As President Joe Biden travels the country pitching his plan for spending trillions of dollars to reshape the American economy, he is facing a rhetorical reality that has long plagued many of his predecessors: There’s a vast difference between explaining and inspiring. (Sarahbeth Maney/The New York Times)

As President Joe Biden travels the country pitching his plan for spending trillions of dollars to reshape the American economy, he is facing a rhetorical reality that has long plagued many of his predecessors: There’s a vast difference between explaining and inspiring. (Sarahbeth Maney/The New York Times)

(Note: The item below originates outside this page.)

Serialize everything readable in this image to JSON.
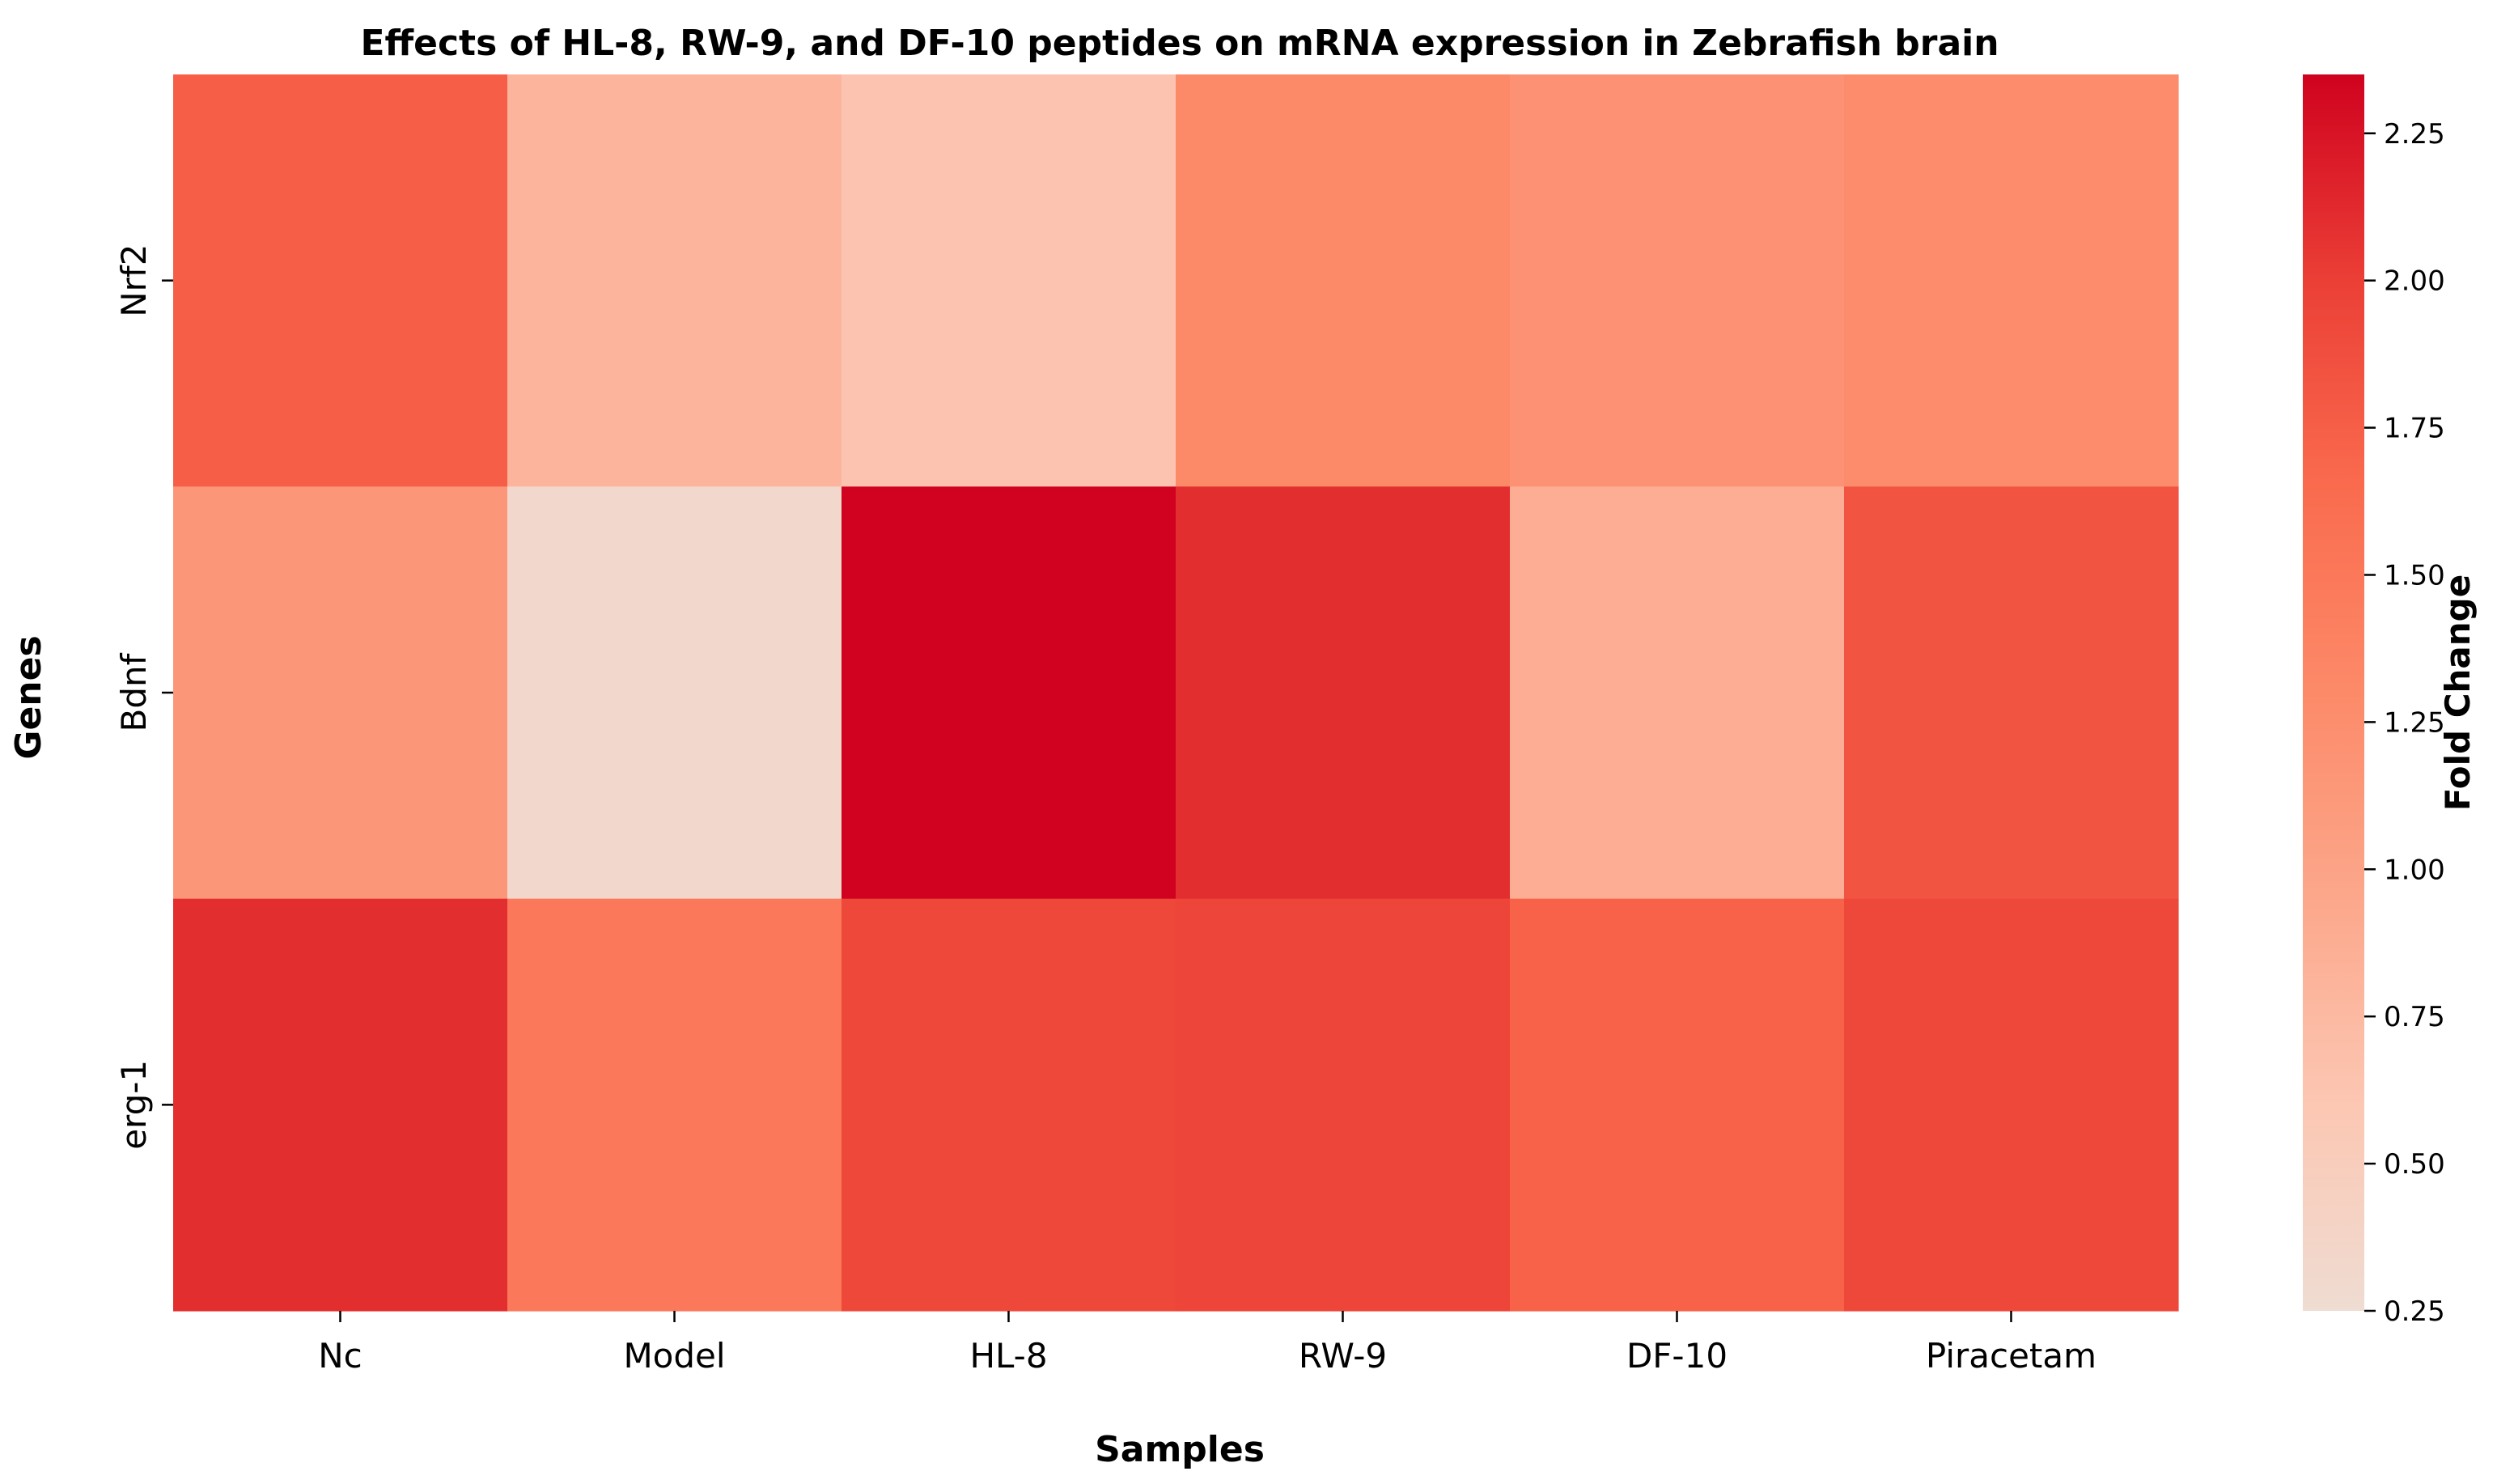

Krugman: How big spending got its groove back

By Paul Krugman

NYTimes News Service

The way it was: Some years ago, I attended a meeting in which President Barack Obama asked a group of economists for unconventional policy ideas. I distinctly remember him saying: “Don’t tell me that I should spend a trillion dollars on infrastructure. I know that, but I can’t do it.”

The way it is: Top Democrats have agreed on a proposal to spend $3.5 trillion on public investment of various kinds, to be passed via reconciliation on top of a $600 billion bipartisan plan for physical infrastructure spending. And some news reports are treating this deal as a defeat for the left, because Bernie Sanders proposed spending even more.

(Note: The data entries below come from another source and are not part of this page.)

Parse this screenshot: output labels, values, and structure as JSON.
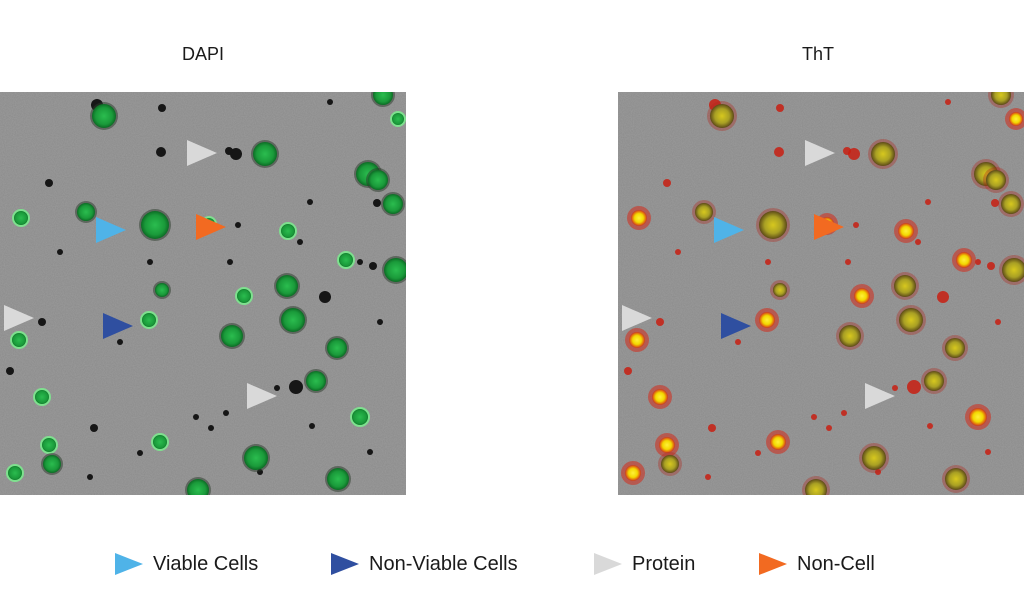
{
  "panels": {
    "left_title": "DAPI",
    "right_title": "ThT"
  },
  "legend": [
    {
      "label": "Viable Cells",
      "color": "#4fb3e8"
    },
    {
      "label": "Non-Viable Cells",
      "color": "#2f4fa0"
    },
    {
      "label": "Protein",
      "color": "#d9d9d9"
    },
    {
      "label": "Non-Cell",
      "color": "#f26a21"
    }
  ],
  "colors": {
    "background_gray": "#8c8c8c",
    "dapi_green": "#1fa03c",
    "tht_yellow": "#f4e400",
    "tht_red": "#d42a1a"
  }
}
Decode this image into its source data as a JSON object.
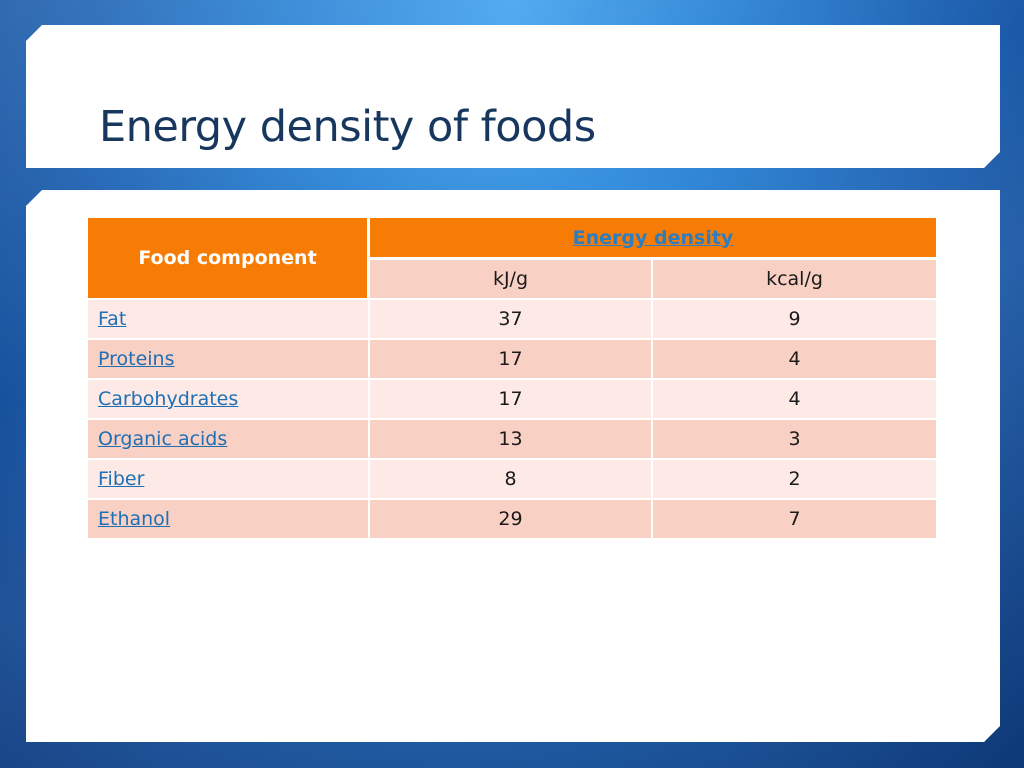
{
  "slide": {
    "title": "Energy density of foods"
  },
  "table": {
    "header": {
      "food_component": "Food component",
      "energy_density": "Energy density",
      "unit_kj": "kJ/g",
      "unit_kcal": "kcal/g"
    },
    "rows": [
      {
        "food": "Fat",
        "kj": "37",
        "kcal": "9"
      },
      {
        "food": "Proteins",
        "kj": "17",
        "kcal": "4"
      },
      {
        "food": "Carbohydrates",
        "kj": "17",
        "kcal": "4"
      },
      {
        "food": "Organic acids",
        "kj": "13",
        "kcal": "3"
      },
      {
        "food": "Fiber",
        "kj": "8",
        "kcal": "2"
      },
      {
        "food": "Ethanol",
        "kj": "29",
        "kcal": "7"
      }
    ]
  },
  "colors": {
    "background": "#2f86d6",
    "title_text": "#17375e",
    "header_orange": "#f67c06",
    "row_light": "#fde9e5",
    "row_dark": "#f9d0c4",
    "link": "#1f6fb5"
  }
}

Obviously, the reported agreement is just a proposal, and turning it into actual legislation will require agreement from every single Democratic senator. Still, there has clearly been an incredible change — a sharp move to the left — in what is considered politically realistic.

So how did big spending get its groove back? Let me offer five explanations.

First, COVID-19, and the extraordinary policy measures America took to limit economic hardship during the economy’s induced coma, had a lasting impact on economic ideology. Large-scale disaster relief was obviously necessary; even Republicans voted for it. But the positive role played by the government during the pandemic helped legitimize an active role for government in general.

Second, the legend of Reaganomics has become unsustainable. It used to be common for conservatives to assert that Reagan’s tax cuts and deregulation ushered in an era of unprecedented economic success; in fact, I still hear that sometimes.

But these days the response to such claims is, “Do you even FRED, bro?” That is, have you even looked at the numbers available in places such as the wonderfully usable Federal Reserve Economic Data site? Overall economic growth has been slower since 1980 than it was in the decades before; thanks to rising inequality, growth for the typical family has been much slower. Real wages for most workers have stagnated.

And while most voters don’t FRED, they do have a sense of the underlying reality. Donald Trump’s actual policies were a replay of failed Republican orthodoxy, but his campaign slogan reflected the public’s realization that the post-Reagan era has, in fact, not been so great for workers.

Third, debt scaremongers have lost most of their credibility. The fiscal crises they kept predicting kept not happening. Leading economists have pointed out that even though debt numbers sound big, low interest rates mean that the cost of servicing government debt looks easily manageable. The Biden administration’s budget proposals note that real interest payments — that is, payments adjusted for inflation — are actually negative.

Also, many of the people who hectored the Obama administration about debt seemed to reveal a lot about their true motives by going quiet during the Trump years.

Now, it’s true that the big spending plans in the pipeline include “pay-fors” — that is, they include offsetting savings and revenue increases, so they won’t explicitly involve simply borrowing to pay for public investment. But the dissipation of debt panic means that Democrats won’t worry too much about how convincing those pay-fors look.

Fourth, the field of economics has become much more evidence-based than it used to be — and economists have assembled a great deal of data pointing to the benefits of public spending, especially aid to families with children. Conservatives will still insist that all government spending is wasteful, because that’s what they do, but the fact is that there is now strong evidence for major payoffs for the kind of spending Democrats are proposing.

An aside: To the extent that any spending will receive bipartisan support, it will be on “hard” infrastructure such as roads and bridges, which do indeed need a lot of work. But for what it’s worth, there’s an even stronger case for very high returns on “soft” spending on people, which makes up the bulk of the Democratic proposal.

Finally, Republicans have lost interest in policy.

During the Obama years, GOP politicians mobilized their base with lies about Obamacare (seen any death panels lately?) and scare stories about budget deficits. Under President Joe Biden, they’re mobilizing the base with lies about a stolen election and insane claims about critical race theory.

Clearly, the Republican descent into madness is a bad thing; if you aren’t terrified for America’s future, you aren’t paying attention. But the craziness has, perversely, helped smooth the path for Democrats’ economic and fiscal agenda. Oh, old-line senators are still mumbling the usual denunciations of bigspendingsocialistjobkillers, but the GOP’s energy is focused on defeating imaginary satanic conspiracies, not blocking real Democratic spending plans.

Again, the big spending plans now on the table might still not pass. Democrats have a razor-thin majority in Congress, and failure remains an option. But right now, it looks as if big spending is making a comeback — and it’s doing so for all the right reasons.